Her eyes look upward into mine. This feels too close and I release her hand before I hold it longer than I should.
“Gloves,” I add.
“I was wearing them.”
“Wear them longer or you may need to get a heavier type.”
She exhales, somewhere between a laugh and a sigh.
“Yes, sir.”
I ignore that … mostly. I walk a slow circle around the tilled section, looking at the slope, the sunlight, the direction of runoff. It’s a good spot. Better than she realizes.
“You could put raised beds here,” I say. “Run them along the slope. Keep the water from pooling.”
She turns, following my line of sight.
“Raised beds,” she repeats.
“Yes.”
“Like boxes?”
I glance at her.
“Yes. Like boxes.”
She nods slowly, like she’s filing it away.
“Okay. I can do boxes.”
“You’ll need lumber.”
“I know a guy,” she says.
I look at her. She grins. There it is again. That spark. The one that makes it harder than it should be to keep things simple. I shouldn’t get pulled into this. I came here two days ago only to look at the property and give advice. Maybe help her not ruin it. That’s it. That’s all this is.
Rainey steps closer again, looking out over the rest of the yard.
“So if I do this right,” she says, “this could actually work?”
“It will work.”
Confidence steadies people. Rainey needs that. She turns toward me fully now.
“And you’re going to show me how to do all this?”
There it is. The question behind the question. How much are you willing to give? How long are you going to stay? I’ve answered that before. It didn’t end well. I shift my weight, grounding myself before I say something I shouldn’t.
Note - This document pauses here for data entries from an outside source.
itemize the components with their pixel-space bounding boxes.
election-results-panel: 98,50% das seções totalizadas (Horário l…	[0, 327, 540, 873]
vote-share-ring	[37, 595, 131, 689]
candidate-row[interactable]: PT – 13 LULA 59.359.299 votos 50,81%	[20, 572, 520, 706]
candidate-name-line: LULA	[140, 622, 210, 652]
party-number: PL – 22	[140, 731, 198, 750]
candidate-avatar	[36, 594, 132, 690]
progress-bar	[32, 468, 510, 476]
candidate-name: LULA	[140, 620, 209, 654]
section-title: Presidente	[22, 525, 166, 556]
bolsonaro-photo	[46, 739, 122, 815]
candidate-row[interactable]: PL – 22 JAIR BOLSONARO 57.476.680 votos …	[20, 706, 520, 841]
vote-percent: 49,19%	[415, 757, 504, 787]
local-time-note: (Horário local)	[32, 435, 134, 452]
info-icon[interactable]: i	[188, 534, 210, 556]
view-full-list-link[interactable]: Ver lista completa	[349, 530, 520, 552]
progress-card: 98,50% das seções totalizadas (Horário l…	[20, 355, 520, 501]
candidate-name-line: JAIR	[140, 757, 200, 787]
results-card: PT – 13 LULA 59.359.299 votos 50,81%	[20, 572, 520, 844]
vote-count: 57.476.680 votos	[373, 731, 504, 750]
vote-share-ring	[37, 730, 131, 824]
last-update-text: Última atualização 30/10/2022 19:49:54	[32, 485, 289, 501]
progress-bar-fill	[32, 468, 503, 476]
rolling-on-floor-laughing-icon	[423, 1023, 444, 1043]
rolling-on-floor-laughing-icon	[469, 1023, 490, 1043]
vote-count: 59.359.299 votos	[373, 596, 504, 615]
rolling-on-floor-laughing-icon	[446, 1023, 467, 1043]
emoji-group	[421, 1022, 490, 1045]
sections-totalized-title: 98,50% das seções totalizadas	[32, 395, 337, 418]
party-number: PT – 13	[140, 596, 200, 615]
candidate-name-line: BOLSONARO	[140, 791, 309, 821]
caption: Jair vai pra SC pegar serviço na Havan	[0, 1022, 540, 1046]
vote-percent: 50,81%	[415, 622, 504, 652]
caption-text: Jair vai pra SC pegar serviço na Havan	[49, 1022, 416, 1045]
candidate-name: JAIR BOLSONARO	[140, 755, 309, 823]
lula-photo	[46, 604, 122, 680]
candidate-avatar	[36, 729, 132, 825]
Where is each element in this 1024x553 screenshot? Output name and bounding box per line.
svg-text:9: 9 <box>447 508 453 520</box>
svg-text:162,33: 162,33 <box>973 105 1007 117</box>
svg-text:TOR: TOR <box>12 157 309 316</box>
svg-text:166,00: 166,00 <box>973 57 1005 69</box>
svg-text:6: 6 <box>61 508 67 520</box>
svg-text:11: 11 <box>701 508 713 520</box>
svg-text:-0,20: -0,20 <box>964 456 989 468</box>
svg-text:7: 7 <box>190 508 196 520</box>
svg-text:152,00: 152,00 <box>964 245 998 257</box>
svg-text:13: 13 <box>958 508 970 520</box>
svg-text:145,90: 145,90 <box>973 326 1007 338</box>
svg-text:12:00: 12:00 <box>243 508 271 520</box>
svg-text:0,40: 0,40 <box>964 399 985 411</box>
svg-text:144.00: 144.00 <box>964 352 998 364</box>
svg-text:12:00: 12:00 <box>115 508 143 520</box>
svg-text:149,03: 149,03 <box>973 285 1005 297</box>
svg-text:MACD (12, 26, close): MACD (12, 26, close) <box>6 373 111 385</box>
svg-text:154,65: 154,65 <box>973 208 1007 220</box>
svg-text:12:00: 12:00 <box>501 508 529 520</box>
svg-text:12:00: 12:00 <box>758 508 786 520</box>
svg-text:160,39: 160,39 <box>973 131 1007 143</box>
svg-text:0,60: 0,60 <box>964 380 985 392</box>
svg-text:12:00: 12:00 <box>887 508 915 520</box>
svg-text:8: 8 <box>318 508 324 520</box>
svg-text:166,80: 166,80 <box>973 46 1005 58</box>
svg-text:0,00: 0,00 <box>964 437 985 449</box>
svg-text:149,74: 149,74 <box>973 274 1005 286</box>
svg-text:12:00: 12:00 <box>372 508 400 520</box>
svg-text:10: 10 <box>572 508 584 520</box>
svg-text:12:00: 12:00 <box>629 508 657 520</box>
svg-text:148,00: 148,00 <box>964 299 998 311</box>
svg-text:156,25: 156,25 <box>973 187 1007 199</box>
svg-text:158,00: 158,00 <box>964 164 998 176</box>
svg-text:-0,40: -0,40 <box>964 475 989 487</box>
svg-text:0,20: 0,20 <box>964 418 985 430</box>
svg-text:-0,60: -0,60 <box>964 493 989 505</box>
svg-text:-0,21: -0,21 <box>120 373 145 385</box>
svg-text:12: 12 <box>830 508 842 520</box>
“I’ll show you where to start.”
Not a promise. Not a commitment. Just enough. She studies me like she hears the line I didn’t say out loud. Then she nods once.
“Fair.”
A breeze moves through the trees, lifting a loose strand of her hair across her face. Without thinking, I reach out and brush it back. My fingers graze her temple. Warm, soft skin. She goes still again. So do I. That was a mistake. I drop my hand and step back, getting some distance.
“That’s enough for today,” I say.
Her eyebrows lift.
“We just started.”
“You did.”
I glance at the ground.
“You’ll feel it tomorrow.”
She laughs.
“Is that a threat?”
“It’s a guarantee.”
She shakes her head, smiling. I turn toward my truck before I do something else that makes this more complicated than it needs to be. Because it already is more than it should be. And I know exactly how this goes when I don’t stop it early.